Curtis King's court-appointed attorneys have asked state District Judge Trudy White to sever the charges and have each tried separately.

East Baton Rouge Parish District Attorney Hillar Moore III said Friday his office will oppose the request.

Taylor Latham's body was found in a car outside her Louisiana Avenue home the evening of May 4, 2015. But prosecutors allege King, 27, killed the 24-year-old woman between the evening of May 1, 2015, and the morning of May 2, 2015. She was shot once in the head.

Prosecutors say King kidnapped Latham's daughter May 3, 2015, and he was found found in possession of drugs when he was arrested three days later.

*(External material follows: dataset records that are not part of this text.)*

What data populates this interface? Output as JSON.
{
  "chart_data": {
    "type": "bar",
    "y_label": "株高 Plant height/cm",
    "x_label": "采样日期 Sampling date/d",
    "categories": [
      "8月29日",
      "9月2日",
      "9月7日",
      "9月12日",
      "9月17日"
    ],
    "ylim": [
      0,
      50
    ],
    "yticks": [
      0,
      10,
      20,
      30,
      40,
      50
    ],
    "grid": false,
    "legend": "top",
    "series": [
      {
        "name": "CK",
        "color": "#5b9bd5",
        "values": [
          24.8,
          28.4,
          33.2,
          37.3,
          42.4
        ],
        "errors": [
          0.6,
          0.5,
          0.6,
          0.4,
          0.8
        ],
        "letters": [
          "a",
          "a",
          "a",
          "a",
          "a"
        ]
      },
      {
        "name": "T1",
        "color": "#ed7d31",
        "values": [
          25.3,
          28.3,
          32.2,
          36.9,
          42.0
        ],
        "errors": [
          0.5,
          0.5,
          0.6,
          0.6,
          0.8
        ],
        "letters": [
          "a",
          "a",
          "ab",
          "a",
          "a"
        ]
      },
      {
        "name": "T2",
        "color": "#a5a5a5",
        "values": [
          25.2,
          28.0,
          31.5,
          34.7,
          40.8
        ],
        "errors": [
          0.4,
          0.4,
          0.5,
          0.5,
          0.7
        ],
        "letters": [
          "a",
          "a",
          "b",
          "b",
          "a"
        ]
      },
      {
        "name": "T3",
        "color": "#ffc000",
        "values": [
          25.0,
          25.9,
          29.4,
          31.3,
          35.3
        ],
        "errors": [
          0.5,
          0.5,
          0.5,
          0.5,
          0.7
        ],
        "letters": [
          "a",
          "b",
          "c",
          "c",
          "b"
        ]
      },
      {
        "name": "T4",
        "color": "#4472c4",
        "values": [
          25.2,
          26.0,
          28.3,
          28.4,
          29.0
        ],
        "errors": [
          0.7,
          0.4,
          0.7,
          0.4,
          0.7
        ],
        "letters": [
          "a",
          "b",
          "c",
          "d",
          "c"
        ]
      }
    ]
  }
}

King told authorities he found Latham's daughter inside her house and took her with him to "rescue" her.

King's live-in girlfriend at the time dropped the girl off at a Scenic Highway women's shelter May 5, 2015, authorities said. She was not prosecuted.

King's lawyers contend in a recent court filing that the three counts he faces charge "three separate and unrelated offenses occurring on ... different days over a 5 day period, each involving different individuals."

"The jury will have insurmountable difficulty in distinguishing the alleged acts and would be more inclined to convict (King) on a lesser standard of evidence on each count because of the cumulative effect of the evidence involving numerous counts, than it would were the trial solely concerned with one charge of transaction," the defense attorneys argue in court filings.

King's lawyers say separate trials for each of the offenses is a must if he is to receive a fair trial.

"The slight additional burden imposed on the State's judicial machinery will be more than offset by the heightened likelihood of (King) being afforded a fair and impartial trial on each count," the defense lawyers said in court filings.

If King is not tried separately on the charges, it will "result in an unfair, biased and prejudicial trial unworthy of the quality of justice to which Louisiana courts constantly strive," they added.

Moore said trying King's murder, kidnapping and drug counts from the 2015 incidents before the same jury is proper and disputed that it would be unfair to do so.

"All three of the defendant's alleged crimes are connected together and constitute parts of a common scheme or plan," he said.

Latham, according to King and several other witness statements, was a prostitute, prosecutors have said in a court filing. Witnesses said King was her pimp, according to the filing.

King was scheduled to stand trial Nov. 6, but the trial recently was pushed back to April 2.

King also faces drug and second-degree cruelty to a juvenile charges in the 2013 death of his 6-month-old son. The trial on those charges also is set for April 2, but prosecutors have said they will try him first on the murder, kidnapping and drug charges related to the 2015 crimes.

Coroner's officials concluded King's son, Aiden King, died in October 2013 primarily because of an inability to breathe in an oversized bed, but those officials said there wasn't enough evidence to determine whether the death was a homicide or an accident.

Prosecutors have alleged King was "breaking down a large amount of marijuana" and had left his son unattended behind closed doors in an adult bed. 

King is represented by Lyn Legier, Fred Kroenke, Keith Thornton and Kina Kimble with the East Baton Rouge Parish Public Defenders Office.